Whatever you are doing right now, stop for a moment and read this letter. The article accompanying the letter is fine, as far as it goes, but the gold is in the letter Silas’ father posted on Facebook. The site is not pro-life, so it tries to present options from an “objective” perspective (as if the value of a life could be calculated on an abacus). But, leaving that aside, they have done a great service in publishing this father’s letter. Other sites have “open letters” to doctors from mothers. Naturally, I was attracted to this one because it’s written by a father. He could not have expressed himself more perfectly.
People with Down are becoming extinct. That’s an odd way of speaking of a group of people, I know, but I don’t know how else to say it. The fact is, people with Down syndrome are being systematically identified and exterminated prior to birth. In the United States, the rate of abortion for unborn children diagnosed with Down syndrome is 67%. In Europe, the average is 92%. In Denmark, the abortion rate for unborn children with Down syndrome is 98%, and in the Netherlands, it is 100%. You read that right: 100%. There has been not one child with Down syndrome purposely born in the Netherlands for nine years now. (I say “purposely” because some have slipped through because of the error rate of the test, which means others have been aborted who were incorrectly identified with Down syndrome because the error rate works both ways).
Sadly, the medical community is decidedly behind the extermination of an entire group of people who are determined to be less than perfect. Some justify the extermination by a simple cost analysis. People with Down cost more. They place a greater financial burden on their families and on society as a whole, since the cost of care contributes to rising medical costs for everyone, especially in those societies, like Europe, where socialized medicine or single-payer health care is the norm. Others justify the extermination by insisting that the quality of life of a person with Down can never be very high, in spite of all the evidence to the contrary offered by parents and siblings who have a family member with Down and, of course, the people with Down themselves who testify to the high quality of their lives. As the number of people with Down syndrome decreases, so will services to assist people with Down and their families. Eventually, there will be no services at all, and one can even imagine the day that insurance companies and Medicaid and Medicare will refuse to pay out for the care of people with Down. These factors, of course, will be added to the list of reasons why no parents would want to carry a Down pregnancy to term. Add to that the stigmatization of people with Down, as well as of their parents, who will be accused of being cruel for allowing such a one to be born. The pressures will be relentless and, for many, overwhelming.

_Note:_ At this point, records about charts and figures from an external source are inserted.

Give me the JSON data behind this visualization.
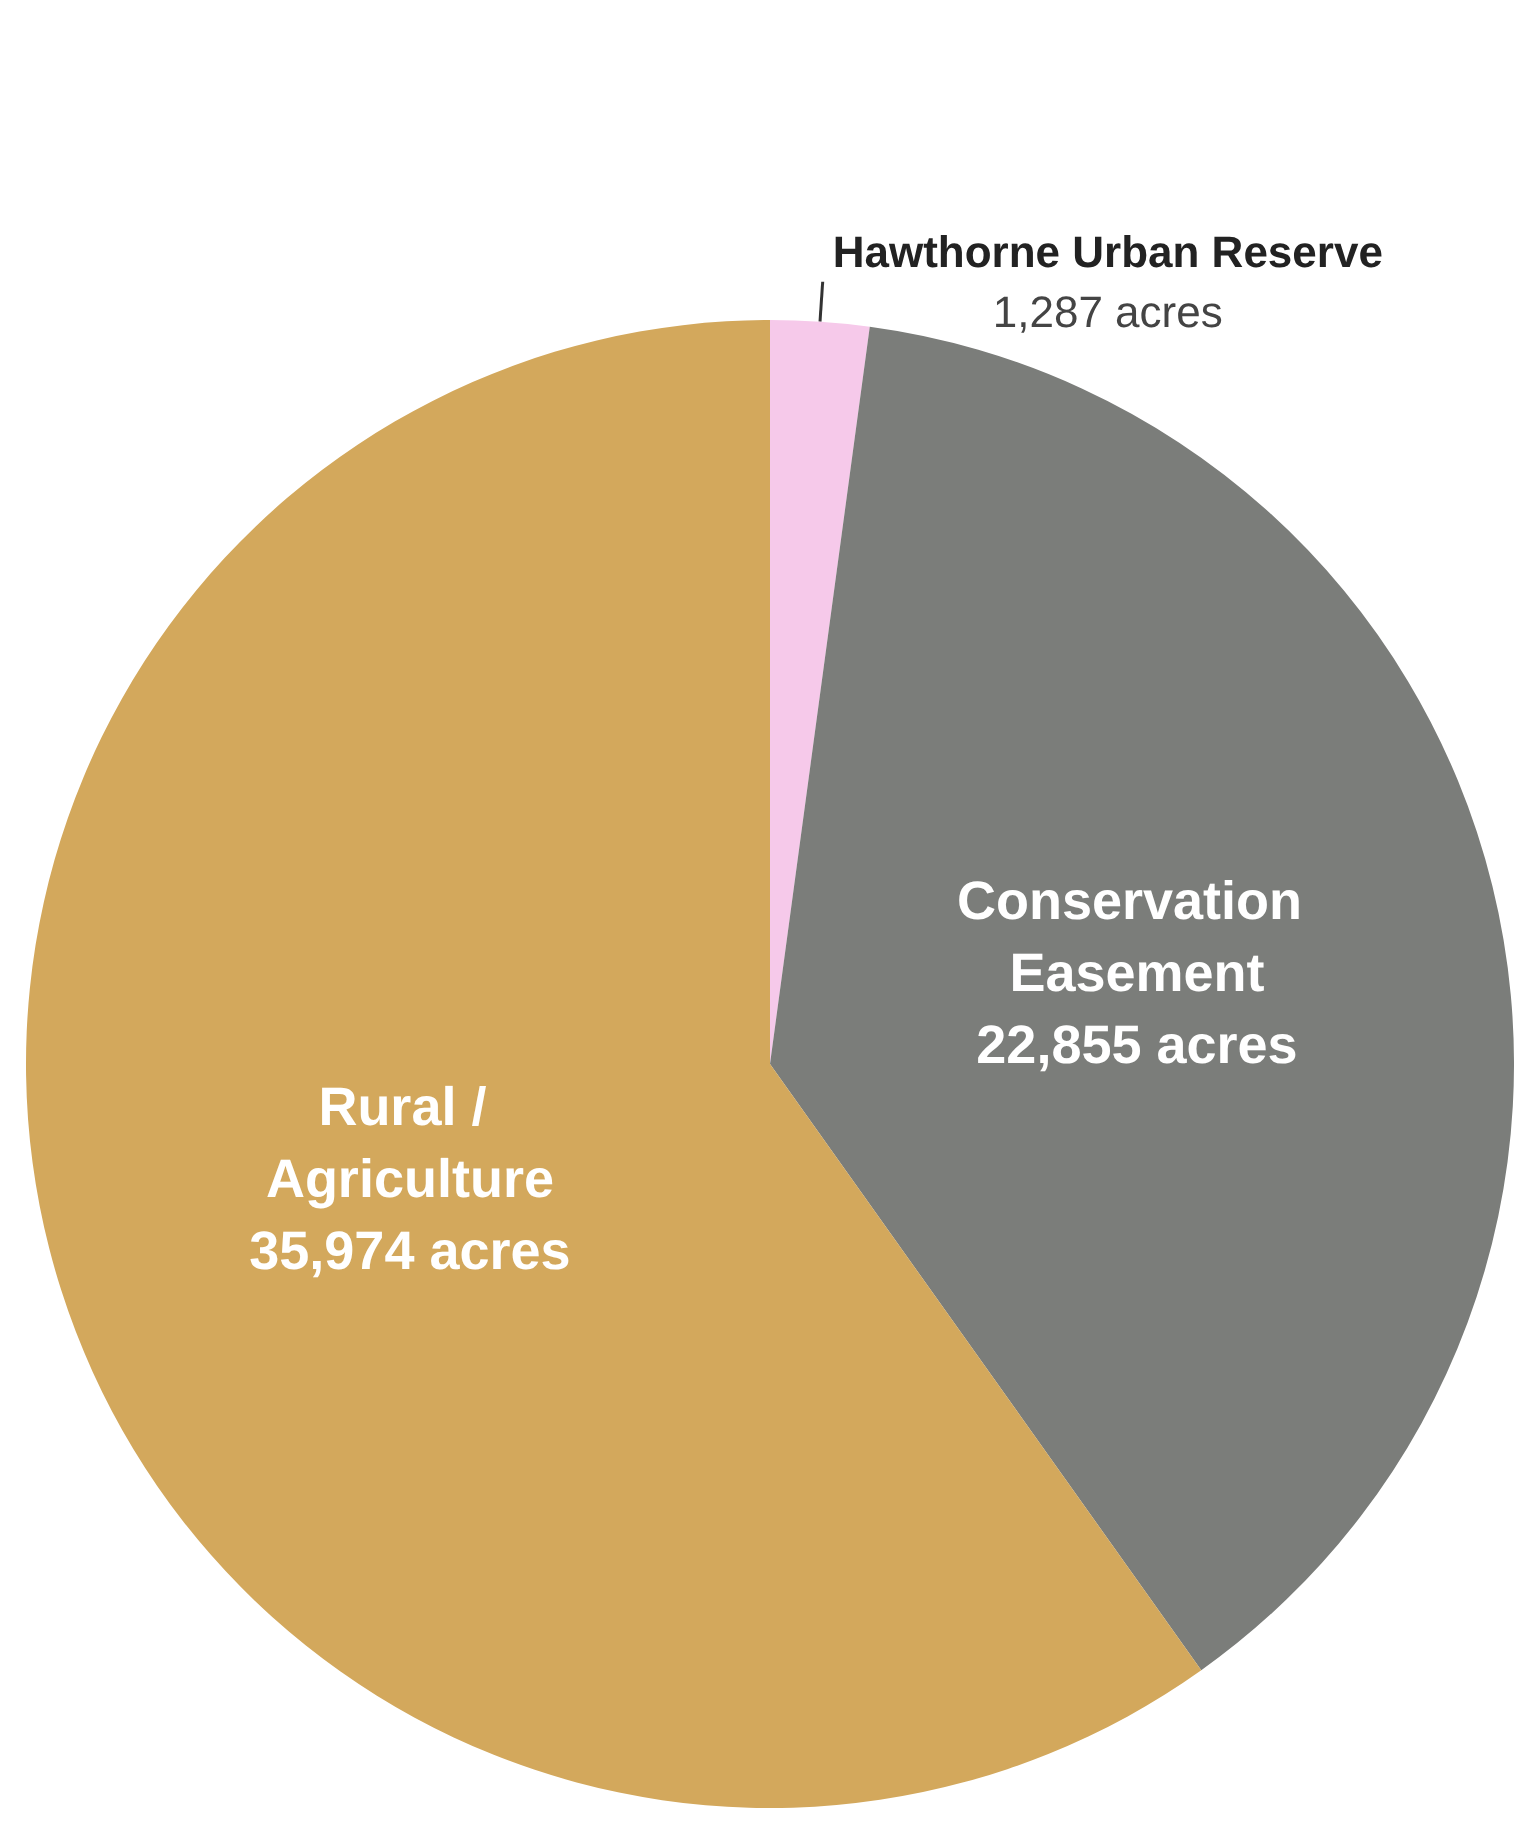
{
  "chart_data": {
    "type": "pie",
    "categories": [
      "Hawthorne Urban Reserve",
      "Conservation Easement",
      "Rural / Agriculture"
    ],
    "values": [
      1287,
      22855,
      35974
    ],
    "colors": [
      "#f6c9ea",
      "#7b7d7a",
      "#d3a85c"
    ],
    "value_labels": [
      "1,287 acres",
      "22,855 acres",
      "35,974 acres"
    ],
    "legend": false
  }
}
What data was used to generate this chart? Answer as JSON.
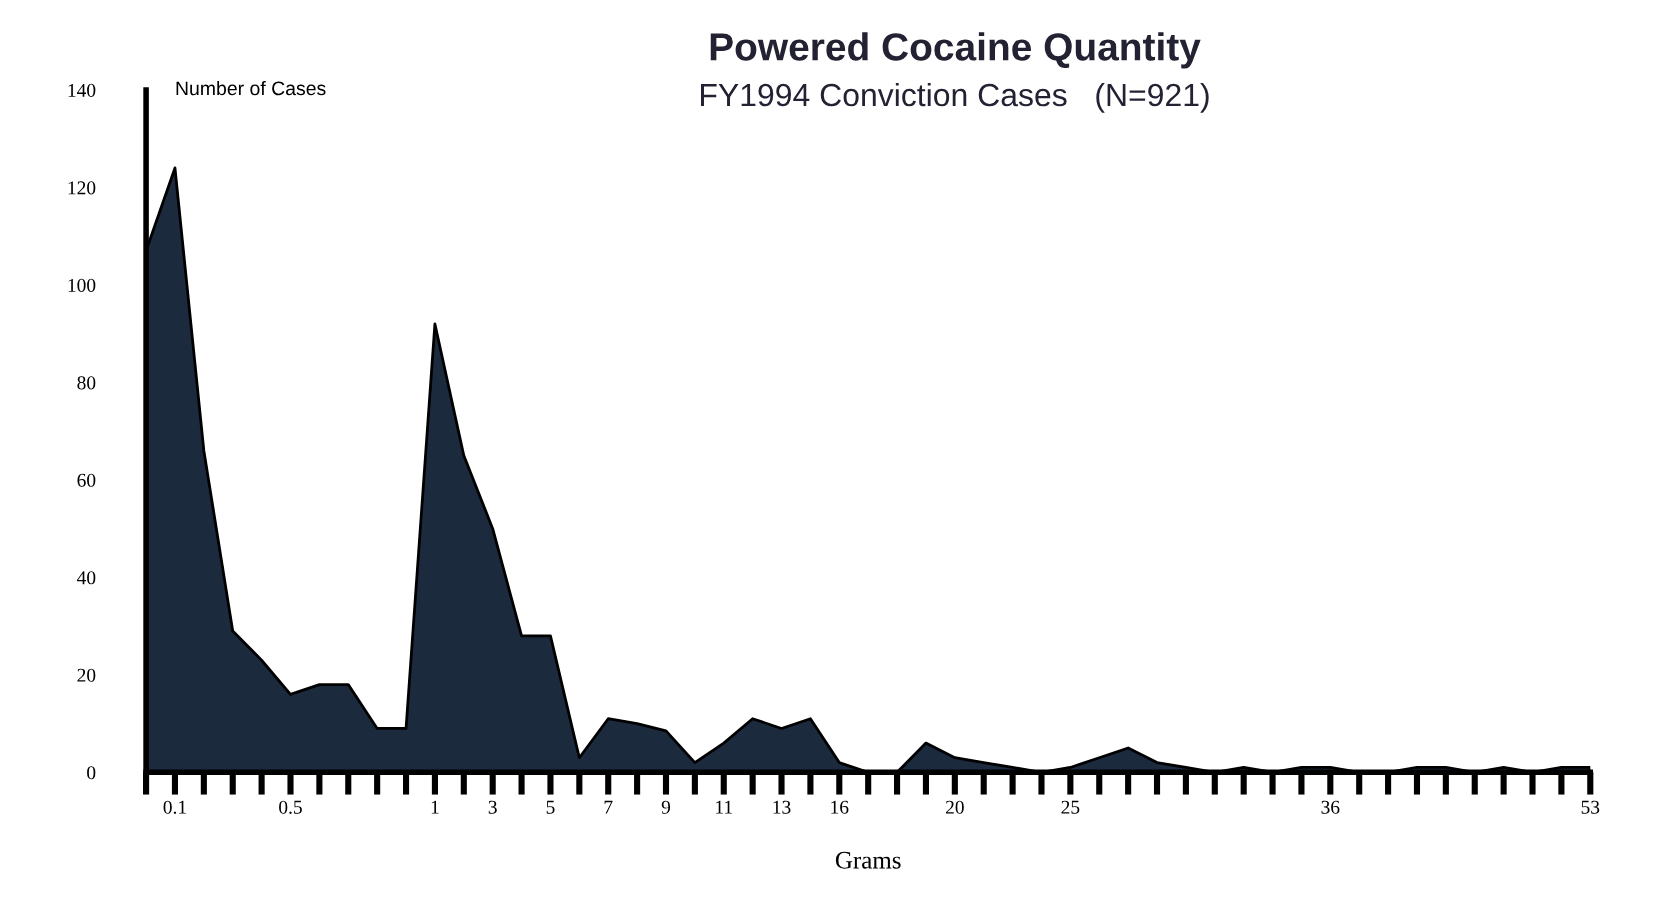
{
  "chart_data": {
    "type": "area",
    "title": "Powered Cocaine Quantity",
    "subtitle": "FY1994 Conviction Cases   (N=921)",
    "ylabel": "Number of Cases",
    "xlabel": "Grams",
    "categories": [
      null,
      "0.1",
      null,
      null,
      null,
      "0.5",
      null,
      null,
      null,
      null,
      "1",
      null,
      "3",
      null,
      "5",
      null,
      "7",
      null,
      "9",
      null,
      "11",
      null,
      "13",
      null,
      "16",
      null,
      null,
      null,
      "20",
      null,
      null,
      null,
      "25",
      null,
      null,
      null,
      null,
      null,
      null,
      null,
      null,
      "36",
      null,
      null,
      null,
      null,
      null,
      null,
      null,
      null,
      "53"
    ],
    "values": [
      107,
      124,
      66,
      29,
      23,
      16,
      18,
      18,
      9,
      9,
      92,
      65,
      50,
      28,
      28,
      3,
      11,
      10,
      8.5,
      2,
      6,
      11,
      9,
      11,
      2,
      0,
      0,
      6,
      3,
      2,
      1,
      0,
      1,
      3,
      5,
      2,
      1,
      0,
      1,
      0,
      1,
      1,
      0,
      0,
      1,
      1,
      0,
      1,
      0,
      1,
      1
    ],
    "color": "#1c2a3e",
    "ylim": [
      0,
      140
    ],
    "yticks": [
      0,
      20,
      40,
      60,
      80,
      100,
      120,
      140
    ],
    "grid": false,
    "legend": false
  }
}
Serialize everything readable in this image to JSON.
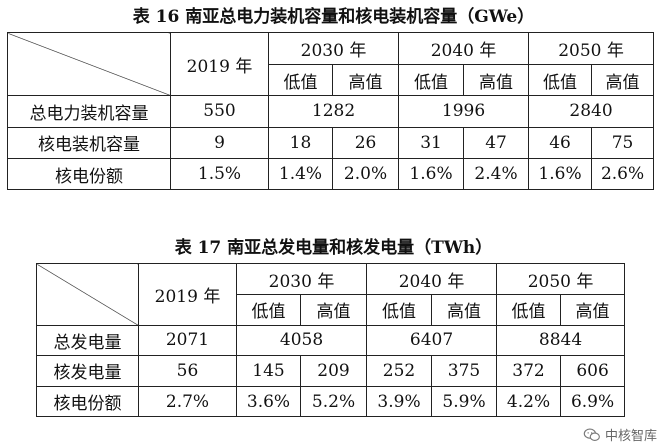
{
  "table1": {
    "caption": "表 16 南亚总电力装机容量和核电装机容量（GWe）",
    "year_base": "2019 年",
    "year_groups": [
      "2030 年",
      "2040 年",
      "2050 年"
    ],
    "sub_headers": [
      "低值",
      "高值",
      "低值",
      "高值",
      "低值",
      "高值"
    ],
    "rows": [
      {
        "label": "总电力装机容量",
        "base": "550",
        "merged": [
          "1282",
          "1996",
          "2840"
        ]
      },
      {
        "label": "核电装机容量",
        "base": "9",
        "cells": [
          "18",
          "26",
          "31",
          "47",
          "46",
          "75"
        ]
      },
      {
        "label": "核电份额",
        "base": "1.5%",
        "cells": [
          "1.4%",
          "2.0%",
          "1.6%",
          "2.4%",
          "1.6%",
          "2.6%"
        ]
      }
    ]
  },
  "table2": {
    "caption": "表 17 南亚总发电量和核发电量（TWh）",
    "year_base": "2019 年",
    "year_groups": [
      "2030 年",
      "2040 年",
      "2050 年"
    ],
    "sub_headers": [
      "低值",
      "高值",
      "低值",
      "高值",
      "低值",
      "高值"
    ],
    "rows": [
      {
        "label": "总发电量",
        "base": "2071",
        "merged": [
          "4058",
          "6407",
          "8844"
        ]
      },
      {
        "label": "核发电量",
        "base": "56",
        "cells": [
          "145",
          "209",
          "252",
          "375",
          "372",
          "606"
        ]
      },
      {
        "label": "核电份额",
        "base": "2.7%",
        "cells": [
          "3.6%",
          "5.2%",
          "3.9%",
          "5.9%",
          "4.2%",
          "6.9%"
        ]
      }
    ]
  },
  "watermark": {
    "text": "中核智库",
    "icon": "wechat-icon"
  }
}
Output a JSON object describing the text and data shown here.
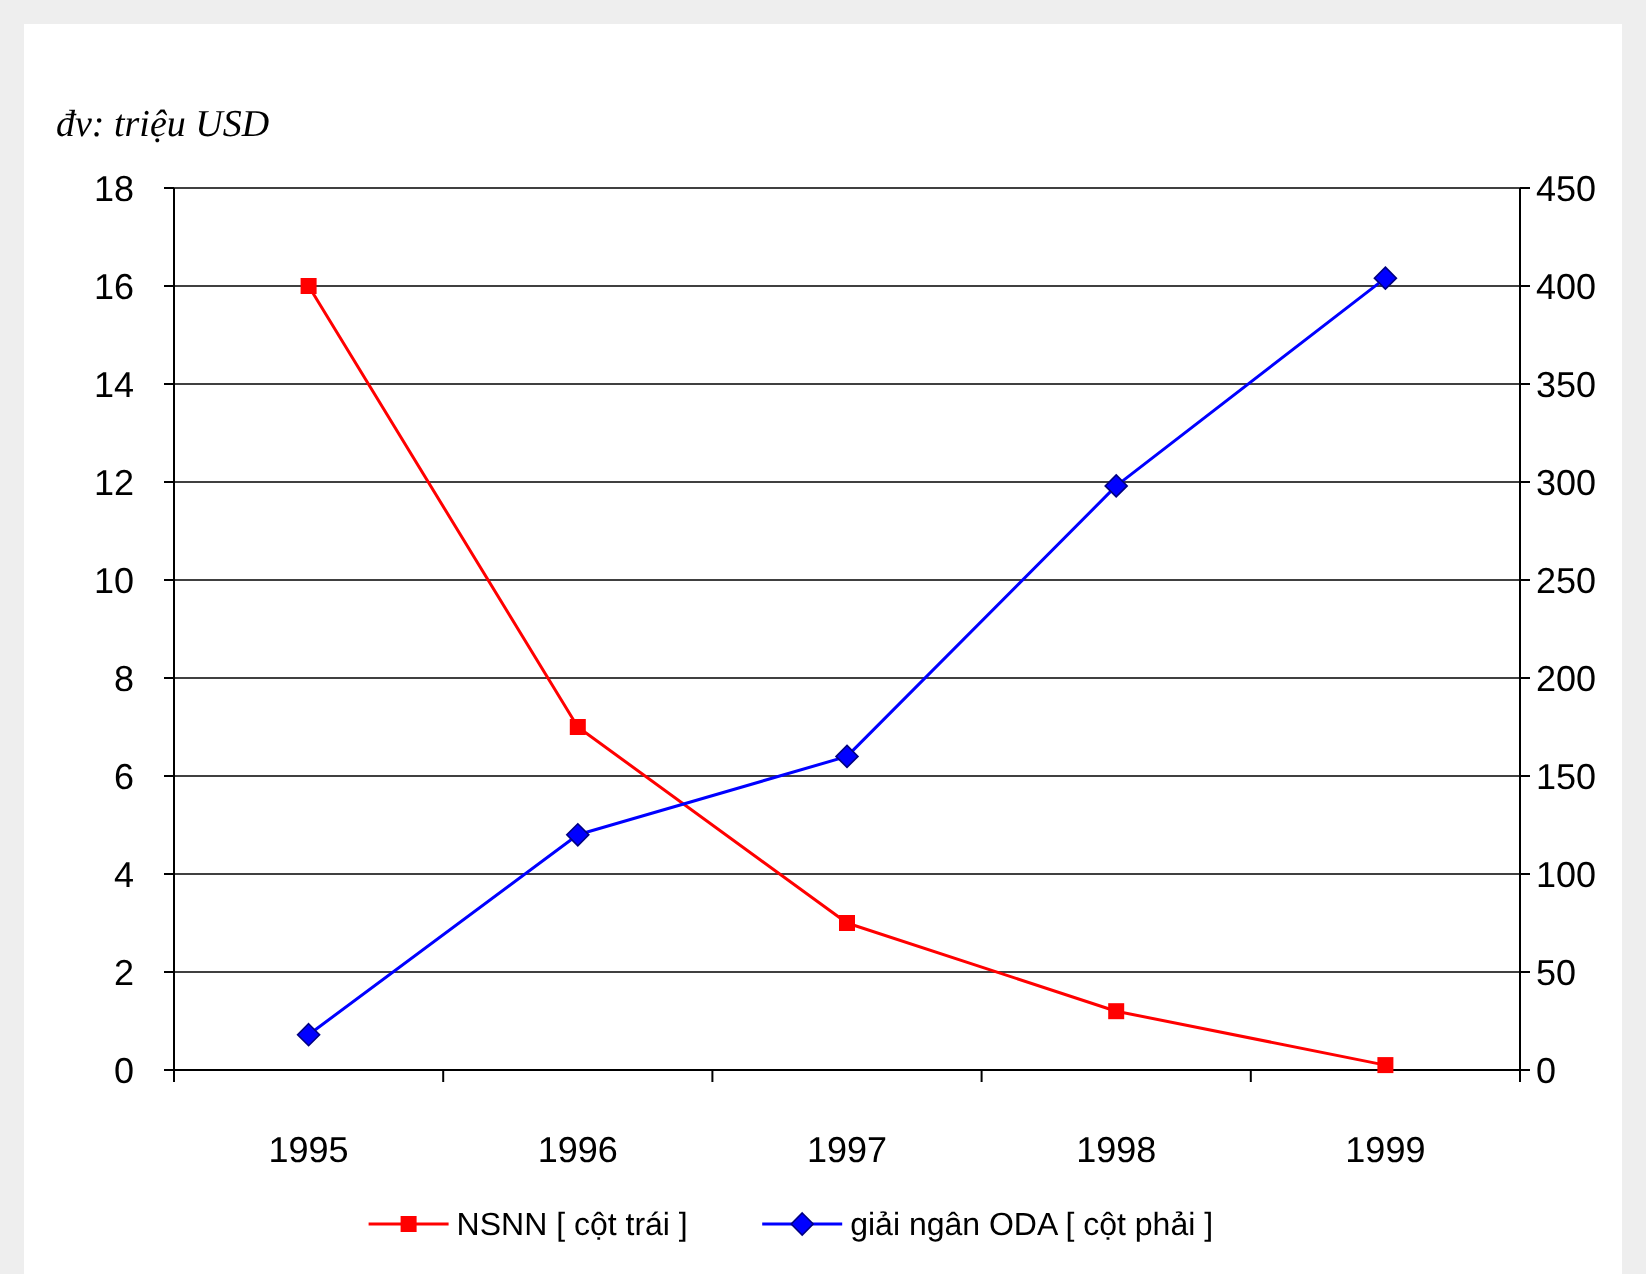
{
  "chart_data": {
    "type": "line",
    "ylabel": "đv: triệu USD",
    "categories": [
      "1995",
      "1996",
      "1997",
      "1998",
      "1999"
    ],
    "series": [
      {
        "name": "NSNN  [ cột trái ]",
        "color": "#ff0000",
        "marker": "square",
        "values": [
          16,
          7,
          3,
          1.2,
          0.1
        ]
      },
      {
        "name": "giải ngân ODA [ cột phải ]",
        "color": "#0000ff",
        "marker": "diamond",
        "axis": "y2",
        "values": [
          18,
          120,
          160,
          298,
          404
        ]
      }
    ],
    "ylim": [
      0,
      18
    ],
    "yticks": [
      0,
      2,
      4,
      6,
      8,
      10,
      12,
      14,
      16,
      18
    ],
    "y2lim": [
      0,
      450
    ],
    "y2ticks": [
      0,
      50,
      100,
      150,
      200,
      250,
      300,
      350,
      400,
      450
    ],
    "grid": "y",
    "legend": "bottom"
  }
}
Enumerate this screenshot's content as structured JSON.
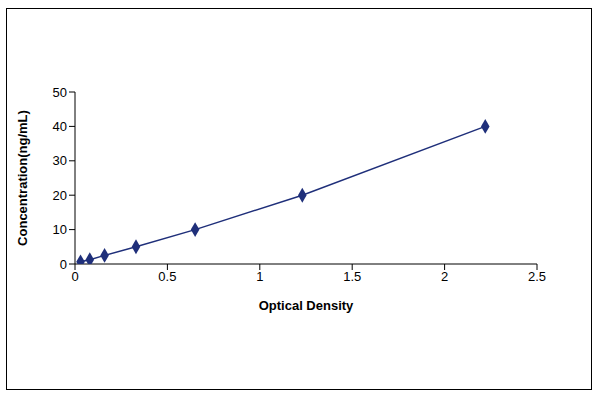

And who thinks it will stop here? Does anyone imagine that people with Down syndrome will be the only ones targeted for extermination? What happens when geneticists, who now have access to the entire mapped genetic code, are able to identify those genes that diagnose autism, or mental health issues, or sickle cell disease? While some homosexuals are eager to identify a “gay gene” in order to settle the question of the origins of a homosexual orientation in favor of a genetic origin (none has been found so far, and the question of the origins of homosexual orientation remains open), others are less eager, knowing that, should an unborn baby be identified as possessing such a gene, the option to abort will likely be a very popular one. Some states have already passed or considered bills making sex-selection abortion, popular in countries such as China and India, illegal. Yes, there are those in the U. S. of A. who decide to abort because their unborn baby is the wrong sex (and, by “wrong” sex, don’t we almost always mean female?). Is anyone surprised?
And who thinks it will stop there? Once we can justify by any variety of means the extermination of those in the womb who fail to meet the standard of perfection, who’s to say the laser won’t then be targeted at those who fall from that standard later in life? No one pretends anymore that Dr. Jack Kevorkian limited his assistance to those with terminal illnesses. He was happy to kill anyone who asked. Alzheimer may become a thing of the past, and this may be a back door way to defeat cancer. Those who suffer the devastating debilitating effects of motor vehicle accidents or sports injuries may be “offered” the option of medically assisted suicide. All of this can be justified without even working up a sweat, if the measure used is a financial or “quality of life” calculus. Might as well kill everybody, because we’re all going to die of something!
I know the Nazi analogy is overused, but it seems particular appropriate here. The National Socialists argued that the Jews were undermining German society by their unsavory financial dealings and social perversions. Exterminating an entire class of people seemed reasonable when they were successfully stereotyped as a menace to society. It was the right thing to do! Just so, people with Down syndrome are stereotyped as a burden to society generally and their families in particular. It seems reasonable to unburden ourselves of them. After we’ve successfully convinced ourselves that these people simply have no right to be born, that, in fact, we’re doing them a favor by killing them off early, it’s a short leap to do the same to others.
When the Son of Man comes, will he find faith on earth?
Be Christ for all. Bring Christ to all. See Christ in all.